# sagemaker-cv-preprocessing-training-performance

This repository contains [Amazon SageMaker](https://aws.amazon.com/sagemaker/) training implementation with data pre-processing (decoding + augmentations) on both GPUs and CPUs for computer vision — allowing you to compare and reduce training time by addressing CPU bottlenecks caused by increasing data pre-processing load. This is achieved by GPU-accelerated JPEG image decoding and offloading of augmentation to GPUs using [NVIDIA DALI](https://docs.nvidia.com/deeplearning/dali/user-guide/docs/). Performance bottlenecks and ystem utilizations metrics are compared using [Amazon Sagemaker Debugger](https://docs.aws.amazon.com/sagemaker/latest/dg/train-debugger.html).

## Module Description:

- `util_train.py`: Launch [Amazon Sagemaker PyTorch traininng](https://sagemaker.readthedocs.io/en/stable/frameworks/pytorch/using_pytorch.html) jobs with your custom training script.
- `src/sm_augmentation_train-script.py`: Custom training script to train models of different complexities (`RESNET-18`, `RESNET-50`, `RESNET-152`) with data pre-processing implementation for: 
  - JPEG decoding and augmentation on CPUs using PyTorch Dataloader
  - JPEG decoding and augmentation on CPUs & GPUs using NVIDIA DALI 
- `util_debugger.py`: Extract system utilization metrics with [SageMaker Debugger](https://sagemaker.readthedocs.io/en/stable/amazon_sagemaker_debugger.html).

## Run SageMaker training job with decoding and augmentation on GPU:
- Parameters such as training data path, S3 bucket, epochs and other training hyperparameters can be adapted at `util_train.py`. 
- The custom custom training script used is  `src/sm_augmentation_train-script.py`.
```
from util_debugger import get_sys_metric
from util_train import aug_exp_train
aug_exp_train(model_arch = 'RESNET50', 
              batch_size = '32', 
              aug_operator = 'dali-gpu', 
              instance_type='ml.p3.2xlarge',  
              curr_sm_role = 'to-be-added')
```
- Note that this implementation at the moment is optimized for single-GPU training to address multi-core CPU bottlenecks. The [DALI Decoder operation](https://docs.nvidia.com/deeplearning/dali/user-guide/docs/supported_ops.html#nvidia.dali.fn.decoders.image) can be updated with improved usage of `device_memory_padding` and` host_memory_padding` for multi-GPU larger instances.

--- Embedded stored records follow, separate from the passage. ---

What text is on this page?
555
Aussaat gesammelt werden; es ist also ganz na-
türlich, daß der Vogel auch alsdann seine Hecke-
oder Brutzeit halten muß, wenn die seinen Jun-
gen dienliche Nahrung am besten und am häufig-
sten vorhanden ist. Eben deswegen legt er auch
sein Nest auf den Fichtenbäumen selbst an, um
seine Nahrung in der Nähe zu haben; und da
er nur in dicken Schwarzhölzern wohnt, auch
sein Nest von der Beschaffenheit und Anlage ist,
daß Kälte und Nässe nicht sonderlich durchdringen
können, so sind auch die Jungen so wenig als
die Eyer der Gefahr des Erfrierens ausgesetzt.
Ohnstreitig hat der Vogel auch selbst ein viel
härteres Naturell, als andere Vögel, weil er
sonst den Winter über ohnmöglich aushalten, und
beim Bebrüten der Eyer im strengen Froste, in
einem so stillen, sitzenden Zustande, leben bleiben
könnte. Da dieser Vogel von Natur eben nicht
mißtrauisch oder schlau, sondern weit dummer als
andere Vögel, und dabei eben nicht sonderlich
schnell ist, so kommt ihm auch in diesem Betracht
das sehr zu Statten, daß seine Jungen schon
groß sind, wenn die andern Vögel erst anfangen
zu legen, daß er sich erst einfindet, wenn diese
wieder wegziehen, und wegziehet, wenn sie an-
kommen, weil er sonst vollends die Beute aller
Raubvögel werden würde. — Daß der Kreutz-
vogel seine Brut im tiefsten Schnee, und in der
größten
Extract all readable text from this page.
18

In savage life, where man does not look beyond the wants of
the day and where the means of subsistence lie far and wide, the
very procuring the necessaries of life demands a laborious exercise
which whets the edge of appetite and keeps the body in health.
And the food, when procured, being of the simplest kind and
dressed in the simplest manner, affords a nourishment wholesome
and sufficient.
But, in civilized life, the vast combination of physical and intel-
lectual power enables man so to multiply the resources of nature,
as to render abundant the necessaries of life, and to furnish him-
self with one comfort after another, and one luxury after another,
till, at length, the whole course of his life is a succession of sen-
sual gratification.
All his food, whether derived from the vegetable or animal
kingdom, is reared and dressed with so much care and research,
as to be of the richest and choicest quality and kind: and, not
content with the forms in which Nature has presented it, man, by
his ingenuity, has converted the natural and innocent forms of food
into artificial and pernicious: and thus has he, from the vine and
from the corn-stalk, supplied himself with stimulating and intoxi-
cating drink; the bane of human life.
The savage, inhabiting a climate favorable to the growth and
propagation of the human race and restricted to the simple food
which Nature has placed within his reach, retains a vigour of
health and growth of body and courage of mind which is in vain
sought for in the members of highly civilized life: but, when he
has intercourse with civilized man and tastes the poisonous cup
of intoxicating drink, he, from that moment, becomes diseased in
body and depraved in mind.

## Experiment to compare bottlenecks:

- Create an Amazon S3 bucket called `sm-aug-test` and upload the [Imagenette dataset](https://github.com/fastai/imagenette) ([download link](https://s3.amazonaws.com/fast-ai-imageclas/imagenette2.tgz)).
- Update your SageMaker execution role in the notebook `sm_augmentation_train-script.py` and run the notebook to compare seconds/epoch and system utilization for training jobs by toggling the following parameters:
  - `instance_type` (default: `ml.p3.2xlarge`)
  - `model_arch` (default: `RESNET18`)
  -  `batch_size` (default: `32`)
  -  `aug_load_factor` (default: `12`)
  -  `AUGMENTATION_APPROACHES` (default: `['pytorch-cpu', 'dali-gpu']`)
- Comparison results using the above default parameter setup:
  - Seconds/ Epoch improvement of `72.59%` in Amazon SageMaker training job by offloading JPEG decoding and heavy augmentation to GPU — addressing data pre-processing bottleneck to improve performance-cost ratio.
  - Using the above strategy, training time improvement is higher for lighter models like `RESNET-18` (which causes more CPU bottlenecks) over heavier model such as `RESNET-152` as the `aug_load_factor` is increased while keeping lower batch size of `32`.
  - System utilization Histograms and CPU bottleneck Heatmaps are generated with SageMaker Debugger in the notebook. Profiler Report and other interactive visuals available on SageMaker Studio.
- Further detailed results (based on different augmentation loads, batch sizes, and model complexities for training on 8-CPUs and 1-GPU) are available on request.

## Security

See [CONTRIBUTING](CONTRIBUTING.md#security-issue-notifications) for more information.

## License

This library is licensed under the MIT-0 License. See the LICENSE file.